Character Set Encoding Maps - Unicode UTF-16, UTF-16LE, UTF-16BE

JDK Tutorials - Herong's Tutorial Examples

∟Character Set Encoding Maps - Unicode UTF-16, UTF-16LE, UTF-16BE

This section provides a tutorial example of analyzing and printing character set encoding maps for 3 encoding, UTF-16, UTF-16LE, and UTF-16BE, for Unicode character set.

Here is the output of my sample program, EncodingAnalyzer.java, for UTF-16 encoding:

herong> java EncodingAnalyzer.java UTF-16

Code Point > Byte Sequence - Code Point > Byte Sequence

0000 > FE FF 00 00 - 00FF > FE FF 00 FF
0100 > FE FF 01 00 - 01FF > FE FF 01 FF
0200 > FE FF 02 00 - 02FF > FE FF 02 FF
......
D700 > FE FF D7 00 - D7FF > FE FF D7 FF
D800 > FE FF FF FD - DFFF > FE FF FF FD
E000 > FE FF E0 00 - E0FF > FE FF E0 FF
E100 > FE FF E1 00 - E1FF > FE FF E1 FF
E200 > FE FF E2 00 - E2FF > FE FF E2 FF
......
FF00 > FE FF FF 00 - FFFF > FE FF FF FF

The encoding map of UTF-16, which is another encoding used for the Unicode character set, is much simpler than UTF-8:

The output sequence is a fixed length, 2 bytes. Note that the leading 0xFEFF is a format flag.
It is not backward compatible with US-ASCII.
One section of code points is not valid: 0xD800 - 0xDFFF.
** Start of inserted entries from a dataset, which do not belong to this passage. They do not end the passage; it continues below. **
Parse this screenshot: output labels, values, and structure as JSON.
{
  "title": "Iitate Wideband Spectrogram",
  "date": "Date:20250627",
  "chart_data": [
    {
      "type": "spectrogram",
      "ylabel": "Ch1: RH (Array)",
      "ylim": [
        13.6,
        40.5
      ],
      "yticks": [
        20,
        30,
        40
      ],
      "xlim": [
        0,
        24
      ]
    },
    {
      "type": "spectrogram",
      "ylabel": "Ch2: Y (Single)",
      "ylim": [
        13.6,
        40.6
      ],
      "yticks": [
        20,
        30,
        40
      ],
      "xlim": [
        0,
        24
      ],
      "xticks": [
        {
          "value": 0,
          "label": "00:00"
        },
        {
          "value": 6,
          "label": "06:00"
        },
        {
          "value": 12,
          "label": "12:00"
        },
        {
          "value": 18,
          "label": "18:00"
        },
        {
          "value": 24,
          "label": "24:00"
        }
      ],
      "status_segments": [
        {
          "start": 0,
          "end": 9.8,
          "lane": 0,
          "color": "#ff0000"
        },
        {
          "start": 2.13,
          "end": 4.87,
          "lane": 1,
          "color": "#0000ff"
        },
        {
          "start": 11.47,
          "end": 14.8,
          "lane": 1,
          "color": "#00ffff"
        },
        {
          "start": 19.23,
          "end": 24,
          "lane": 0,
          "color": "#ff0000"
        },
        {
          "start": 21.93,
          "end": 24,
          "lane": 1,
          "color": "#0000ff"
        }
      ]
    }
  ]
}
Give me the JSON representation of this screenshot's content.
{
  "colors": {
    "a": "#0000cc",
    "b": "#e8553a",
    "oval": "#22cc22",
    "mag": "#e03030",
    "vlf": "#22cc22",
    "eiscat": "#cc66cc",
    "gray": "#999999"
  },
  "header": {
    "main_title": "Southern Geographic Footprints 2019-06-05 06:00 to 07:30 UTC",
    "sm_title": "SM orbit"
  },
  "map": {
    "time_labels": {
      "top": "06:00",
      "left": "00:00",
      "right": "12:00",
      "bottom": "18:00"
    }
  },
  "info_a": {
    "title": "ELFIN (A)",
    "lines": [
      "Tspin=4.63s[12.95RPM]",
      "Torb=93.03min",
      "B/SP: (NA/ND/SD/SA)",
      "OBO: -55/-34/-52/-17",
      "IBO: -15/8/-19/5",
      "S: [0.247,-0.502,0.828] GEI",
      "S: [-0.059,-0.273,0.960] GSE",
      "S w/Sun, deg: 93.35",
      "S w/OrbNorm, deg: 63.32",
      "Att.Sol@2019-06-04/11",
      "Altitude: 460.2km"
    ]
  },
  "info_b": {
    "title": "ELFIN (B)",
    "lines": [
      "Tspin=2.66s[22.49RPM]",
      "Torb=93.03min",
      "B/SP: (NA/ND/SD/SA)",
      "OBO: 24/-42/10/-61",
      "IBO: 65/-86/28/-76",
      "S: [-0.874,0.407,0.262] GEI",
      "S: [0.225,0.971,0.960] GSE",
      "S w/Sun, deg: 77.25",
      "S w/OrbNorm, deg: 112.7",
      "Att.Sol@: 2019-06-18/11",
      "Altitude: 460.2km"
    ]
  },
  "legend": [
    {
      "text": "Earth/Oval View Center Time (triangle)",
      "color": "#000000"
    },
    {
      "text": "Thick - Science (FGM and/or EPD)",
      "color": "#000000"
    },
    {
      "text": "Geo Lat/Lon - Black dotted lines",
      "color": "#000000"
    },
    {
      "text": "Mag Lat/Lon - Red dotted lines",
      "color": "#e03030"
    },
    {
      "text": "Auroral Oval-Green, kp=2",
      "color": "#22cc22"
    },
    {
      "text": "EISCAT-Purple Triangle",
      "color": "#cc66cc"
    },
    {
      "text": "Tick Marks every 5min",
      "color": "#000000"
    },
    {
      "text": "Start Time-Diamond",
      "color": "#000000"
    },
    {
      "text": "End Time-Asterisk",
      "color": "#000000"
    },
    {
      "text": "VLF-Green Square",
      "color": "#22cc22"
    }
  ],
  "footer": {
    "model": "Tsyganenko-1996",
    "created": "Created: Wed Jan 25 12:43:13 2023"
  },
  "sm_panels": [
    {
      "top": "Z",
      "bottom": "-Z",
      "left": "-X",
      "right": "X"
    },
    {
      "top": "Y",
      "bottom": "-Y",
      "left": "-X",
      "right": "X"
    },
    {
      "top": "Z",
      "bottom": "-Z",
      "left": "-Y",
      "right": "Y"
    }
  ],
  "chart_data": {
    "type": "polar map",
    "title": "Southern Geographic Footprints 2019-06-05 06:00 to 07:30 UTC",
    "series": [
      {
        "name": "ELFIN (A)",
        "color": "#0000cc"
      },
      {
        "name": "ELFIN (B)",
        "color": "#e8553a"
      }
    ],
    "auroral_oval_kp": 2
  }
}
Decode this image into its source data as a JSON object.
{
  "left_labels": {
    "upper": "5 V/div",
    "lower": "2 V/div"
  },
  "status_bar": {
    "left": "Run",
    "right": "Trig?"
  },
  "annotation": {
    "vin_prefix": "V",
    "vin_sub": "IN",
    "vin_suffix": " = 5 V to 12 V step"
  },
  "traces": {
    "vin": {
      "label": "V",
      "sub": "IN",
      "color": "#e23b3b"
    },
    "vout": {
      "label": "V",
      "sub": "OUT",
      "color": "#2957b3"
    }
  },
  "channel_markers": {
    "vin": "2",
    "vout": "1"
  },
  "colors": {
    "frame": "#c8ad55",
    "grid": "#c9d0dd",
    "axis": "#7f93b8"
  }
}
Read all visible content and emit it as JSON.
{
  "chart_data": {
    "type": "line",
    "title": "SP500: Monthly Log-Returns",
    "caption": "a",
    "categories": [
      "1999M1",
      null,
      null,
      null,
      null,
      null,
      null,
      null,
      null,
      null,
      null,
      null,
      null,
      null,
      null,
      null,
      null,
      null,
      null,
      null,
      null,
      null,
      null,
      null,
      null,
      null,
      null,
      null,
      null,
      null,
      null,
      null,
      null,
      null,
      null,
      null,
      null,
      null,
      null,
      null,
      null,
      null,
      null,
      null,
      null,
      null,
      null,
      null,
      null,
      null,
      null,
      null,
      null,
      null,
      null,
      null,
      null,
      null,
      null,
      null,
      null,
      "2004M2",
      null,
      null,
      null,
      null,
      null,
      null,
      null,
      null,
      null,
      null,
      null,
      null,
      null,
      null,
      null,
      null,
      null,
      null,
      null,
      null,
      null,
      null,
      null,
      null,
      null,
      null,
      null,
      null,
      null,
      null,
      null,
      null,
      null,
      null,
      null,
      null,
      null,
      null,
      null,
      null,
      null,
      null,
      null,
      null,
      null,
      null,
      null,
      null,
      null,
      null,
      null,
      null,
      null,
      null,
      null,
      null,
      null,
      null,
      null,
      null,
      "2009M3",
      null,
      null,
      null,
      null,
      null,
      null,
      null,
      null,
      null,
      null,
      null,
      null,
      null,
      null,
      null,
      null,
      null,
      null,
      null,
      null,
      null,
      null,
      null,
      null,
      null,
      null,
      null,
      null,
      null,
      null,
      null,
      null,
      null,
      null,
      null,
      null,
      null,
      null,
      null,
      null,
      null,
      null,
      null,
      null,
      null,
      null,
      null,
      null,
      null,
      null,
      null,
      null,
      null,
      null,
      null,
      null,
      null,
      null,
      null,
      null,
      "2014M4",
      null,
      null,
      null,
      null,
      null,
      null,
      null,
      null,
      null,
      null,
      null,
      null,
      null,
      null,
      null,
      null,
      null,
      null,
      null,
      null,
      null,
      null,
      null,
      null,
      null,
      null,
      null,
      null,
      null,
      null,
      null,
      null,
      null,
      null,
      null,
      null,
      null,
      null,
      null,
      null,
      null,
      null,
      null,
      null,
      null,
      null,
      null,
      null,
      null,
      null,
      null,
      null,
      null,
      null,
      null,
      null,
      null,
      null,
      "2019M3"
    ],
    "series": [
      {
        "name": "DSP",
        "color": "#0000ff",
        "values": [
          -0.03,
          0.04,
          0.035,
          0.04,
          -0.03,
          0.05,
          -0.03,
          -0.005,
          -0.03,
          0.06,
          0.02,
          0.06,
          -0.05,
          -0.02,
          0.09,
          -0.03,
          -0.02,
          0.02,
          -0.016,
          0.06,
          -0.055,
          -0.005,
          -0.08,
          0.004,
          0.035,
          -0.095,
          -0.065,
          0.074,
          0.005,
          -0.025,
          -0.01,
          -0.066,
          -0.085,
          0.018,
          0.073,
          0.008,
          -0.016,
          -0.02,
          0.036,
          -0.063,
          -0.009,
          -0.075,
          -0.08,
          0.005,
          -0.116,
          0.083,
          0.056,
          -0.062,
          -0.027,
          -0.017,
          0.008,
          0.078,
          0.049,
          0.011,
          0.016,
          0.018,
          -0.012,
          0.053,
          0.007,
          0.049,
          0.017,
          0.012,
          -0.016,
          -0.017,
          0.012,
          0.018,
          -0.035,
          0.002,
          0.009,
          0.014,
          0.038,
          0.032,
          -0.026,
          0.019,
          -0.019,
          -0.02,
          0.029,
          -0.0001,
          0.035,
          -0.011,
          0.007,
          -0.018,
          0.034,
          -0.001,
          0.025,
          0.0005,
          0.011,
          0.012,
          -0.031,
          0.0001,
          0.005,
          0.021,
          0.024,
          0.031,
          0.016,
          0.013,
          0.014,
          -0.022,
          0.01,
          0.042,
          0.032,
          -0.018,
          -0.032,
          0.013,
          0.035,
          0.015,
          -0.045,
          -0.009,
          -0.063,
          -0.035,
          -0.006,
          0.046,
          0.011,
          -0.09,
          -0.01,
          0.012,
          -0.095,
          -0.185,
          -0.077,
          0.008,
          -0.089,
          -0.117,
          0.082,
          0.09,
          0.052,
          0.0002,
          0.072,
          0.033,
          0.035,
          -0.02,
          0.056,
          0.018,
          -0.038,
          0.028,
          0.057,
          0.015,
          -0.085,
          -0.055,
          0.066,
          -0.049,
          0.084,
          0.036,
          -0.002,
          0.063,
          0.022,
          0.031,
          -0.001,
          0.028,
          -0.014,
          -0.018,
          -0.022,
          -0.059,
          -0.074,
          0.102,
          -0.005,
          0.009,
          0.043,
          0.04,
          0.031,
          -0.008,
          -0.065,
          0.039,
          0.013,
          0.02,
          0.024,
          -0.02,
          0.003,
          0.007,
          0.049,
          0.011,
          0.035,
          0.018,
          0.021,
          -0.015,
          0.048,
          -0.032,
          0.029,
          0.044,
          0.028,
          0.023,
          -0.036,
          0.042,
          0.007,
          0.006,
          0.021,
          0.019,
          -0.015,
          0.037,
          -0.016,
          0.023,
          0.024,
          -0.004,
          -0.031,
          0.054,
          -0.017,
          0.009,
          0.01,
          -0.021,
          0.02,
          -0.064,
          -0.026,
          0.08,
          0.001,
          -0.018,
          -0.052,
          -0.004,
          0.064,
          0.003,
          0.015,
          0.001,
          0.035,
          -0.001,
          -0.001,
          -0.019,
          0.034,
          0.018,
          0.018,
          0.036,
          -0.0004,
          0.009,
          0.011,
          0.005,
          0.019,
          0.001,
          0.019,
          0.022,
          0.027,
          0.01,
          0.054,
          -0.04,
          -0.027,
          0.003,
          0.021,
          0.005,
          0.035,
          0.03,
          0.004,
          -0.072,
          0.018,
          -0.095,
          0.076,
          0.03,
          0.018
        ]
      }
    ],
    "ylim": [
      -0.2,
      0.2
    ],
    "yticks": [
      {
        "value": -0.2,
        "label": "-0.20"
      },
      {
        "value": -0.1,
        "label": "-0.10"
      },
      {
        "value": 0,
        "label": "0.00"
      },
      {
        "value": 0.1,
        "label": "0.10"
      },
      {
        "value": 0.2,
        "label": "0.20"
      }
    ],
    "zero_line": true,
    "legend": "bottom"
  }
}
Here is the output for UTF-16LE encoding, the little-endian variation of UTF-16 encoding:

herong> java EncodingAnalyzer.java UTF-16LE

Code Point > Byte Sequence - Code Point > Byte Sequence

0000 > 00 00 - D7FF > FF D7
D800 > FD FF - DFFF > FD FF
E000 > 00 E0 - FFFF > FF FF

The encoding map of UTF-16LE is so simple:

The output sequence is a fixed length, 2 bytes.
It is not backward compatible with US-ASCII.
One section of code points is not valid: 0xD800 - 0xDFFF.
The rest of the code points are encoded by reversing the two bytes of the code points.

Here is the output for UTF-16BE encoding, the big-endian variation of UTF-16 encoding:

herong> java EncodingAnalyzer.java UTF-16BE

Code Point > Byte Sequence - Code Point > Byte Sequence

0000 > 00 00 - 00FF > 00 FF
0100 > 01 00 - 01FF > 01 FF
0200 > 02 00 - 02FF > 02 FF
......
D700 > D7 00 - D7FF > D7 FF
D800 > FF FD - DFFF > FF FD
E000 > E0 00 - E0FF > E0 FF
E100 > E1 00 - E1FF > E1 FF
E200 > E2 00 - E2FF > E2 FF
......
FF00 > FF 00 - FFFF > FF FF

The encoding map of UTF-16BE is also simple:

The output sequence is a fixed length, 2 bytes.
It is not backward compatible with US-ASCII.
One section of code points is not valid: 0xD800 - 0xDFFF.
The rest of the code points are encoded by carbon copying the two bytes of the code points.